‘Lentils will help you run faster:’ Communicating food benefits gets kids to eat healthier
Communicating food benefits to children that they can relate to may get them to eat healthier.
That’s according to a study published today in the Journal of Nutrition Education and Behavior by Washington State University and Florida State University scientists.
The researchers found affirming statements like ‘eat your lentils if you want to grow bigger and run faster’ were more effective at getting kids to make healthy food choices than presenting the food repeatedly without conversation.
In fact, kids ate twice as much healthy food when they were told how it would benefit them in terms they could understand as opposed to when they were given the food with no contextual information.

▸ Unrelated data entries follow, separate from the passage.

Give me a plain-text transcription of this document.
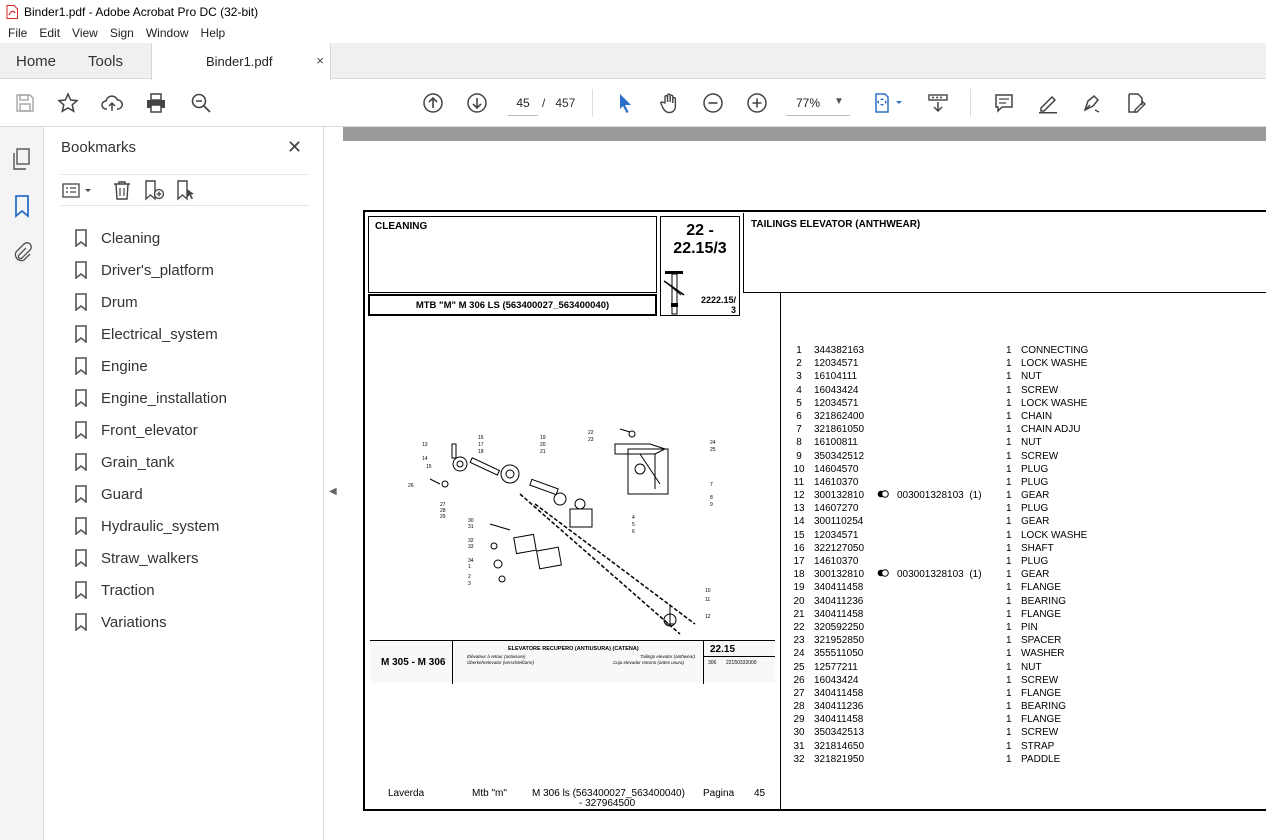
Binder1.pdf - Adobe Acrobat Pro DC (32-bit)
File	Edit	View	Sign	Window	Help
Home Tools	Binder1.pdf	×
45
/ 457
77%	▼
Bookmarks	✕
Cleaning
Driver's_platform
Drum
Electrical_system
Engine
Engine_installation
Front_elevator
Grain_tank
Guard
Hydraulic_system
Straw_walkers
Traction
Variations
◀
CLEANING
MTB "M" M 306 LS (563400027_563400040)
22 -
22.15/3
2222.15/
3
TAILINGS ELEVATOR (ANTHWEAR)
13
14
15
16
17
18
19
20
21
22
23	24
25
26
27
28
29
30
31
32
33
34
1
2
3
7
8
9
4
5
6
10
11
12
M 305 - M 306
ELEVATORE RECUPERO (ANTIUSURA) (CATENA)
Elévateur à retour (antiusure)
Überkehrelevator (verschleißarm)
Tailings elevator (anthwear)
Cuja elevador retorno (antes usura)
22.15
306 22150332000
1	344382163	1 CONNECTING
2	12034571	1 LOCK WASHE
3	16104111	1 NUT
4	16043424	1 SCREW
5	12034571	1 LOCK WASHE
6	321862400	1 CHAIN
7	321861050	1 CHAIN ADJU
8	16100811	1 NUT
9	350342512	1 SCREW
10 14604570	1 PLUG
11 14610370	1 PLUG
12 300132810	003001328103 (1) 1 GEAR
13 14607270	1 PLUG
14 300110254	1 GEAR
15 12034571	1 LOCK WASHE
16 322127050	1 SHAFT
17 14610370	1 PLUG
18 300132810	003001328103 (1) 1 GEAR
19 340411458	1 FLANGE
20 340411236	1 BEARING
21 340411458	1 FLANGE
22 320592250	1 PIN
23 321952850	1 SPACER
24 355511050	1 WASHER
25 12577211	1 NUT
26 16043424	1 SCREW
27 340411458	1 FLANGE
28 340411236	1 BEARING
29 340411458	1 FLANGE
30 350342513	1 SCREW
31 321814650	1 STRAP
32 321821950	1 PADDLE
Laverda	Mtb "m"	M 306 ls (563400027_563400040)
- 327964500
Pagina 45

“Every child wants to be bigger, faster, able to jump higher,” said Jane Lanigan, associate professor in the WSU Department of Human Development and lead author of the study. “Using these types of examples made the food more attractive to eat.”
Previous research shows that offering foods repeatedly increases the likelihood that kids will try something new. But that research didn’t look at the context of those offerings, Lanigan said.
In their study, Lanigan and her colleagues wanted to see if child-centered nutrition phrases (CCNPs), affirmative statements that simply convey the benefits of healthy food, influenced young children to make healthier food choices. The phrases focus on goals children have and are based on accurate nutrition information.
The WSU and FSU research team ran an experiment where they offered healthy foods to a group of three-to-five-year old children for six weeks.
Before beginning, the 87 children in the experiment ranked how much they liked four foods chosen from different food groups including, green peppers (vegetable), tomatoes (vegetables), quinoa (grain), and lentils (protein).
The kids were then offered two of the foods they liked the least twice a week. Over the six-week experiment, the researchers presented the children one of their low-rated foods with pre-selected age-appropriate facts about the benefits of the food. The other food was merely given to them to taste. A coin flip determined which food would be paired with the CCNP. The experiment was built into the kids’ normal class routine, Lanigan said.
The researchers then measured how much the kids ate at three times: pre-test, post-test, and one month after the study ended. The immediate post-test showed no result, likely because the kids “got sick of eating the same foods,” Lanigan said.
Results and impact
The month-after measurement told a different story.
“We found that a month later, the kids ate twice as much of their CCNP food with the repeated exposure compared to the food without the positive words,” Lanigan said. “For example, when we presented lentils we would say, ‘This will help you grow bigger and run faster.”
Over time, Lanigan and colleagues’ study shows that using CCNPs is likely to increase the amount of healthy food that children eat.
“I have two kids and I probably could have done things differently when trying to get them to eat healthier,” Lanigan said. “We wanted to fill a gap, where parents are often told what their kids should be eating but not how to get them to eat it. And that’s really important.”